King Cricket has found a way to avoid compliance with government regulations, circumvent any further litigation, and make incorrect leaps of logic—all by trumping up a phony emergency. I find that I am embarrassed. Embarrassed that some people don't realize that many people are incredulous when I tell them that he intends to steal our birthrights. "How could King Cricket be so inerudite?", they ask me. "It doesn't seem possible." Well, it is indubitably possible, and now I'll explain exactly how King Cricket plans to do it. But first, you need to realize that you shouldn't let him intimidate you.
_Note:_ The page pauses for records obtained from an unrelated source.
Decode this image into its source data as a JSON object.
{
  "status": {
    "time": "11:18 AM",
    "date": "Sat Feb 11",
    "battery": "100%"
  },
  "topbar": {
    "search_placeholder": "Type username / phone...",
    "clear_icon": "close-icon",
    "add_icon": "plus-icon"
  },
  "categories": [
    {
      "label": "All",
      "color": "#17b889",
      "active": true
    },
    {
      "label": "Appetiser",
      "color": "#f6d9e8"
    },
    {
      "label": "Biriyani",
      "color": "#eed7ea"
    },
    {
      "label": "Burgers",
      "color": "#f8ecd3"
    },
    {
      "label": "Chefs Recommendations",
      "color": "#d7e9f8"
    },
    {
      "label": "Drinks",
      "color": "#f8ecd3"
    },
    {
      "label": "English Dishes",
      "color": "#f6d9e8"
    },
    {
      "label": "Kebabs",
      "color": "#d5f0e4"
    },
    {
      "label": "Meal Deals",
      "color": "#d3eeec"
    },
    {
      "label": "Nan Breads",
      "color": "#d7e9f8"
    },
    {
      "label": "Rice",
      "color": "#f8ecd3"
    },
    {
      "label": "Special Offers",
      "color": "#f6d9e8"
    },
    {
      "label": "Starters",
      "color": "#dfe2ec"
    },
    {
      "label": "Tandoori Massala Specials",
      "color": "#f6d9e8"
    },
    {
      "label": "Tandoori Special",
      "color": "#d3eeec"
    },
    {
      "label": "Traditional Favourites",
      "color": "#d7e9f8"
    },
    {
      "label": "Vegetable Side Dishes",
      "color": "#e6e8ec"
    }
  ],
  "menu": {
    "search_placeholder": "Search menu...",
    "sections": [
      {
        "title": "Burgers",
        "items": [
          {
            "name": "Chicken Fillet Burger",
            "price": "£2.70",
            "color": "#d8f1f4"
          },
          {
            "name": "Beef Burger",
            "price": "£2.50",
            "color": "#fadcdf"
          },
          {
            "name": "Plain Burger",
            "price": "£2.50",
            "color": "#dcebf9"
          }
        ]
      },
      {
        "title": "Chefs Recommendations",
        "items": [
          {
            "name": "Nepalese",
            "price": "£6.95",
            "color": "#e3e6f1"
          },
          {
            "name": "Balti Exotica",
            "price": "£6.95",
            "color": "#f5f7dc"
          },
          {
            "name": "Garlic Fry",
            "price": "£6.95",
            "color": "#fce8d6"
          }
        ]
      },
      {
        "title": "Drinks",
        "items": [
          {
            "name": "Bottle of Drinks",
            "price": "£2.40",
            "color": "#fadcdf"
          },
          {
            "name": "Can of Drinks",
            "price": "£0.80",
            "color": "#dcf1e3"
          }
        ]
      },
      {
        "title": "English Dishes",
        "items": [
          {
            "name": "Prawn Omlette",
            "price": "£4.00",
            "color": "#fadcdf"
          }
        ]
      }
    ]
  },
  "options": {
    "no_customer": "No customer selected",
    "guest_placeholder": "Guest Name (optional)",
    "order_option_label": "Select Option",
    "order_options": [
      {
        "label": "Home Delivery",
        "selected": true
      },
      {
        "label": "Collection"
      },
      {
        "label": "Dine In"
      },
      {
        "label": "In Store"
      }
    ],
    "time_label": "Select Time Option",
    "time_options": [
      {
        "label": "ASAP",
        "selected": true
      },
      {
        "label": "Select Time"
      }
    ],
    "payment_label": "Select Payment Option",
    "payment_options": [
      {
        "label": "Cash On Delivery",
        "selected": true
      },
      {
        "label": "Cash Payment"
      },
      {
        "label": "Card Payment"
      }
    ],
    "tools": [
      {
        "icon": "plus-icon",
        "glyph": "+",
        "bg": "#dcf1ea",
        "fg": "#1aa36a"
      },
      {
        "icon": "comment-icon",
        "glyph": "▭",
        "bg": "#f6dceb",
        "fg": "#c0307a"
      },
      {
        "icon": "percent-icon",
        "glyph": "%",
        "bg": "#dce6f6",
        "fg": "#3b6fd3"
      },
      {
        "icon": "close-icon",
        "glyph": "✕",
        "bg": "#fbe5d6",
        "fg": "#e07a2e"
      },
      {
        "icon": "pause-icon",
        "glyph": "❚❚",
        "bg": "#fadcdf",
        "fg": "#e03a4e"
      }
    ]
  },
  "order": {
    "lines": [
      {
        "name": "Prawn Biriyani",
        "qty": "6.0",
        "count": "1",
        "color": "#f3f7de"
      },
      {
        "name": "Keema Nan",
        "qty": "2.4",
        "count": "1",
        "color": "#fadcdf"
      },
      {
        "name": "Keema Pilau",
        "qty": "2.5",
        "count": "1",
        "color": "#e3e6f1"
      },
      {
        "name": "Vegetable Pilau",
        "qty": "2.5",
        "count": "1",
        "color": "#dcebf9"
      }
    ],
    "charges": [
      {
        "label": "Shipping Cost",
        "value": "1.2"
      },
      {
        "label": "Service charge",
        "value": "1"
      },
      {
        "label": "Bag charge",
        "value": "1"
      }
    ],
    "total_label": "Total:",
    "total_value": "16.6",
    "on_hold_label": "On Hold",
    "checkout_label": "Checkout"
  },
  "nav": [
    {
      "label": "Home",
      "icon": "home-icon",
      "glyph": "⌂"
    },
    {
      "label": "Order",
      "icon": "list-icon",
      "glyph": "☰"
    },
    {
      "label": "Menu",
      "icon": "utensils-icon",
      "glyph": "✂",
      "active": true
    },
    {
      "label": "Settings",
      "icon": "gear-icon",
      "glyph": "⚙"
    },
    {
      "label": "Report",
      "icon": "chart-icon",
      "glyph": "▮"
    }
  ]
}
You shouldn't let him push you around. We're the ones who are right, not King Cricket.
King Cricket always looks the other way when one of his buddies gets it in his head to cause people to betray one another and hate one another. Apparently, the principle laid down by Jean-Marie Collot d'Herbois during the French Reign of Terror still holds true today: Tout est permis ? quiconque agit dans le sens de la r?volution. We must face the undeniable fact that he likes to abridge our basic civil liberties. Such activity can flourish only in the dark, however. If you drag it into the open, King Cricket and his followers will run for cover, like cockroaches in a dirty kitchen when the light is turned on suddenly during the night. That's why we must deal with the relevant facts. He once heard a radicalism-prone, appalling slob say, "Once King Cricket has approved of something it can't possibly be self-satisfied." What's amazing is that King Cricket was then able to use that single quotation plus some anecdotal evidence to convince his devotees that he should exhibit cruelty to animals because "it's the right thing to do", which makes me wonder, "Isn't he the oleaginous ivory-tower academic who recently wanted to ****** the free and natural economic development of various countries' indigenous population?" The only clear answer to emerge from the conflicting, contradictory stances that he and his patsies take is that those who get involved with his quixotic adherents are seldom aware of his dealings with garrulous wackos.
Please let me explain that by refusing to act, by refusing to put the kibosh on King Cricket's communiqu?s, we are giving King Cricket the power to diminish our will to live. What if we collectively just told his lackeys, "Sure, go ahead and force me to undergo 'treatment' to cure my 'problem'. Have fun!"? That would be worse than overbearing; it would cause otiose subversion to gather momentum on college campuses. Plainly stated, he says that his snow jobs enhance performance standards, productivity, and competitiveness. Wow! Isn't that like hiding the stolen goods in the closet and, when the cops come in, standing in front of the closet door and exclaiming, "They're not in here!"? Let me end by appealing to our collective sense of humanity: Mr. King Cricket has little respect for laws or for any behavior that most people would consider requisite for a sustainable information economy.